Jasmin Burić (5) – Być może powinien lepiej zachować się przy straconym golu, wyjść do wrzutki, a nie czekać na linii. To jest kwestia do dyskusji. Co to pozostałych zachowań, to raczej nie ma do czego się przyczepić. Raz bardzo dobrze obronił próbę z dystansu. Uderzał Mohamed Elneny.
Tomasz Kędziora (4) – Walczył. Ale przeciwko tak zaprawionemu w bojach i po prostu dobremu przeciwnikowi sama walka nie wystarcza. Trzeba dołożyć od cholery umiejętności.
Marcin Kamiński (5) – Przeciętny występ. I wygrywał, i przegrywał pojedynki. Raz jeden fajnie podłączył się do akcji ofensywnej, lecz bez pożądanego efektu.
Paulus Arajuuri (4) – Popełnił błąd przy golu. Pozwolił nabiec Jeanowi-Paulowi Boetiusowi i skierować piłkę do siatki. W paru innych sytuacjach Fin też zareagował nieodpowiednio. Nie on jeden – niestety.
Tamas Kadar (4) – Nic wielkiego nie pokazał. Szkoda, że nie oskrzydlał akcji. Być może dzięki temu dałoby parę razy zrobić przewagę i zdobyć bramkę - szczególnie wtedy, kiedy między słupkami Basel stał zupełnie niedoświadczony bramkarz.
Łukasz Trałka (5) – Zagrał tylko przez 45 minut. Początkowo miał kłopoty ze złapaniem rytmu i dotrzymaniem kroku. Potem już szło mu lepiej. Zaliczył parę ważnych wślizgów.

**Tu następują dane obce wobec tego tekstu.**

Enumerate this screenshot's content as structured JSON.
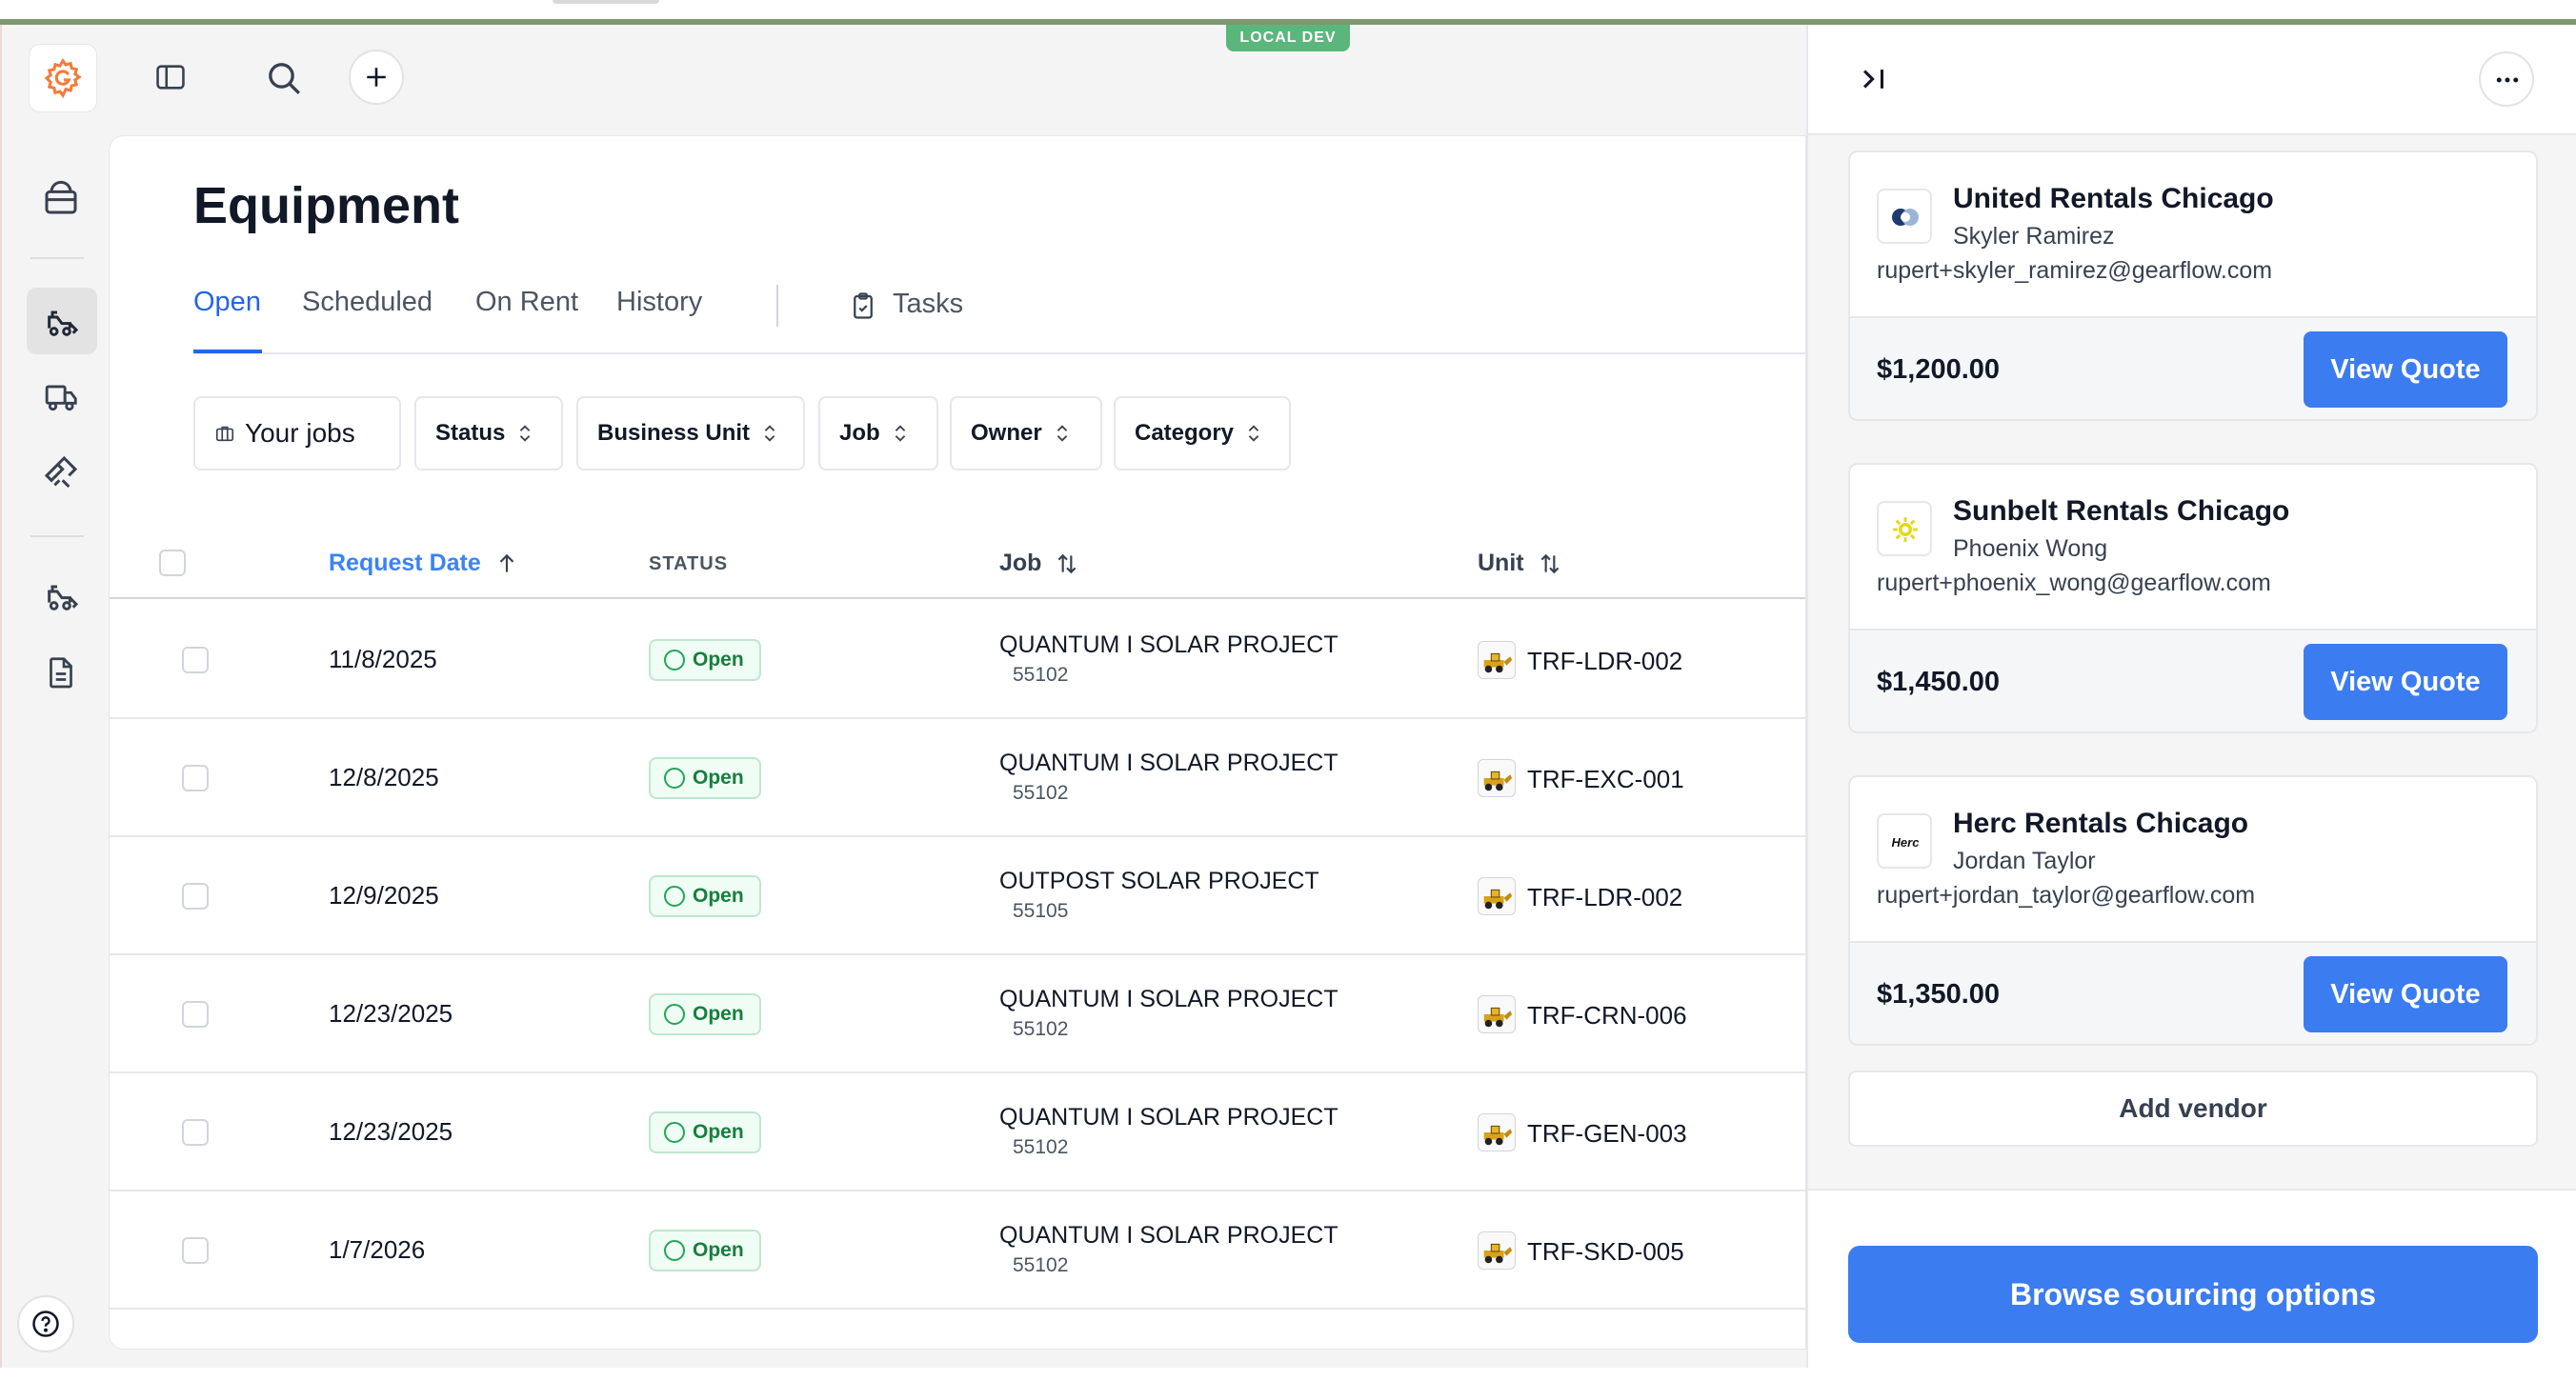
{
  "env_badge": "LOCAL DEV",
  "page": {
    "title": "Equipment",
    "tabs": [
      {
        "label": "Open",
        "active": true
      },
      {
        "label": "Scheduled",
        "active": false
      },
      {
        "label": "On Rent",
        "active": false
      },
      {
        "label": "History",
        "active": false
      }
    ],
    "tasks_label": "Tasks"
  },
  "filters": [
    "Your jobs",
    "Status",
    "Business Unit",
    "Job",
    "Owner",
    "Category"
  ],
  "table": {
    "columns": {
      "request_date": "Request Date",
      "status": "STATUS",
      "job": "Job",
      "unit": "Unit"
    },
    "rows": [
      {
        "date": "11/8/2025",
        "status": "Open",
        "job": "QUANTUM I SOLAR PROJECT",
        "job_no": "55102",
        "unit": "TRF-LDR-002"
      },
      {
        "date": "12/8/2025",
        "status": "Open",
        "job": "QUANTUM I SOLAR PROJECT",
        "job_no": "55102",
        "unit": "TRF-EXC-001"
      },
      {
        "date": "12/9/2025",
        "status": "Open",
        "job": "OUTPOST SOLAR PROJECT",
        "job_no": "55105",
        "unit": "TRF-LDR-002"
      },
      {
        "date": "12/23/2025",
        "status": "Open",
        "job": "QUANTUM I SOLAR PROJECT",
        "job_no": "55102",
        "unit": "TRF-CRN-006"
      },
      {
        "date": "12/23/2025",
        "status": "Open",
        "job": "QUANTUM I SOLAR PROJECT",
        "job_no": "55102",
        "unit": "TRF-GEN-003"
      },
      {
        "date": "1/7/2026",
        "status": "Open",
        "job": "QUANTUM I SOLAR PROJECT",
        "job_no": "55102",
        "unit": "TRF-SKD-005"
      }
    ]
  },
  "panel": {
    "vendors": [
      {
        "name": "United Rentals Chicago",
        "contact": "Skyler Ramirez",
        "email": "rupert+skyler_ramirez@gearflow.com",
        "price": "$1,200.00",
        "button": "View Quote"
      },
      {
        "name": "Sunbelt Rentals Chicago",
        "contact": "Phoenix Wong",
        "email": "rupert+phoenix_wong@gearflow.com",
        "price": "$1,450.00",
        "button": "View Quote"
      },
      {
        "name": "Herc Rentals Chicago",
        "contact": "Jordan Taylor",
        "email": "rupert+jordan_taylor@gearflow.com",
        "price": "$1,350.00",
        "button": "View Quote",
        "logo_text": "Herc"
      }
    ],
    "add_vendor": "Add vendor",
    "browse": "Browse sourcing options"
  },
  "colors": {
    "accent": "#3b7cf0",
    "status_green": "#15803d",
    "env_badge": "#5bb67b"
  },
  "icons": [
    "gearflow-logo-icon",
    "sidebar-toggle-icon",
    "search-icon",
    "plus-icon",
    "inventory-icon",
    "loader-icon",
    "truck-icon",
    "tools-icon",
    "equipment-icon",
    "document-icon",
    "help-icon",
    "collapse-panel-icon",
    "more-icon",
    "clipboard-icon",
    "briefcase-icon",
    "sort-icon"
  ]
}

Karol Linetty (4) – Nie udźwignął swojej roli. Za rzadko robił różnicę. No i co gorsza nienajlepiej zachował się w akcji, po której padła jedyna bramka. Z murawy zszedł jako drugi.

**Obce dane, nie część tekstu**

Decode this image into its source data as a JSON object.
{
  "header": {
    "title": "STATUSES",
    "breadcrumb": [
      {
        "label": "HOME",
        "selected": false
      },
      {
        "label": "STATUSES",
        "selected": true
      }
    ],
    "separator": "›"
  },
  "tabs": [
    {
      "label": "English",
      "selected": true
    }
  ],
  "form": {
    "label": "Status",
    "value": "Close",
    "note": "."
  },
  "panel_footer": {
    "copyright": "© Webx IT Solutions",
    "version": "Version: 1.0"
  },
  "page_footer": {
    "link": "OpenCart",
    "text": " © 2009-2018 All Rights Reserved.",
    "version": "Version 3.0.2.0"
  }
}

Darko Jevtić (6) – Zszedł kwadrans przed końcem. Rozegrał dobre zawody. Był pod grą. Uczestniczył w niemal wszystkich najważniejszych akcjach zespołu. Z rzutu wolnego kopnął w poprzeczkę.
Maciej Gajos (4) – Bez błysku. Jedno ciekawe podanie, jedno zgranie w tempo to naprawdę stanowczo za mało na tym poziomie. Do poziomu ofensywnych graczy Basel było mu dziś bardzo daleko. Zresztą jak wszystkim (może poza Jevticiem) piłkarzom Lecha.

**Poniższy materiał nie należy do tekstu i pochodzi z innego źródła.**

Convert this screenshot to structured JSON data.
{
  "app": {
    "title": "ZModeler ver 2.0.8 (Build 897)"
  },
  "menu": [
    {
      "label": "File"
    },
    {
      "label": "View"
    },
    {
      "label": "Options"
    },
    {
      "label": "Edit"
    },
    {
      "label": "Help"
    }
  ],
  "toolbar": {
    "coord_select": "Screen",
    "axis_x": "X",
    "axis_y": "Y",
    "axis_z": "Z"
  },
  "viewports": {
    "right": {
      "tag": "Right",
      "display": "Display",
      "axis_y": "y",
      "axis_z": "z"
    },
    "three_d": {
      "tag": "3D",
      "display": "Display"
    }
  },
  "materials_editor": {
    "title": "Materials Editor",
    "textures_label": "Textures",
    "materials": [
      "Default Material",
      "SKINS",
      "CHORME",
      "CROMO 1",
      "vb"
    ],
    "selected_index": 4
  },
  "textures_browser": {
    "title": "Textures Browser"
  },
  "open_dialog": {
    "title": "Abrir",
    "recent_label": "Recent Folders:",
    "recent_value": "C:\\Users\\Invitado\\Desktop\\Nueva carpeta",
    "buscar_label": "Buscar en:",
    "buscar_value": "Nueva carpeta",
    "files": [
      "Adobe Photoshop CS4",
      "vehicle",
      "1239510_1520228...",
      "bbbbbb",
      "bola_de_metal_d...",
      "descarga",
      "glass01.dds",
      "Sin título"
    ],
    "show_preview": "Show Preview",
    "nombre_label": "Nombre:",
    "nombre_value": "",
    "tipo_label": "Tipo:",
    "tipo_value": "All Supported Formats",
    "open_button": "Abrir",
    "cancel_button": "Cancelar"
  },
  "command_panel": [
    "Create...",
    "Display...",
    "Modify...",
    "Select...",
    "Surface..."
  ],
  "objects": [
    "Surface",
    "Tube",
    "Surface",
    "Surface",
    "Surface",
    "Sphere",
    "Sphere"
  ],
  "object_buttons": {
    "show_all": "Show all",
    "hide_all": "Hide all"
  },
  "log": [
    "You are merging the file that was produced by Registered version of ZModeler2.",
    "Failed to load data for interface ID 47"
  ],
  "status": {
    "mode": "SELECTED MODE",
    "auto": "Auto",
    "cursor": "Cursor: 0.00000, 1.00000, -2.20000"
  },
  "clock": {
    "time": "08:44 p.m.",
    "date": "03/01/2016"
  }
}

Szymon Pawłowski (4) –Robben dla ubogich jak to napisał na Twitterze Piotr Żelazny. Innymi słowy, za dużo kiwania, za mało podawania. Paradoksalnie powinien jednak mieć po tym meczu dopisaną asystę. Niestety jego zagrania nie wykorzystał wprowadzony Hamalainen. Co do Pawłowskiego to trzeba jeszcze napisać, że maczał palce przy straconym golu. Dorzucający w pole karne Calla skręcił go dwa razy.
Dawid Kownacki (3) – Nie było to jego mecz. Zmarnował dwie świetne sytuacje. Najpierw nie podał lepiej ustawionemu Jevticiowi. Potem z paru metrów, nie mając obok siebie żadnego przeciwnika, uderzył nad bramką…
Weszli z ławki:
Abdul Aziz Tetteh (4) – Dostał całą drugą połowę. Miał problemy z uspokojeniem środka pola. Za często pozwalał zawodnikom Basel wbiegać w pole karne lub jego okolice.
Dariusz Formella (4) – Nic interesującego nie wniósł do gry. Zresztą nie po raz pierwszy i pewnie nie po raz ostatni. Nie ten poziom.
Kasper Hamalainen - Zmienił Jevticia. Miał jedną świetną sytuację. Wybronił mu ją jednak rezerwowy bramkarz. Fina pozostawiamy bez oceny, bo biegał po boisku trochę za krótko.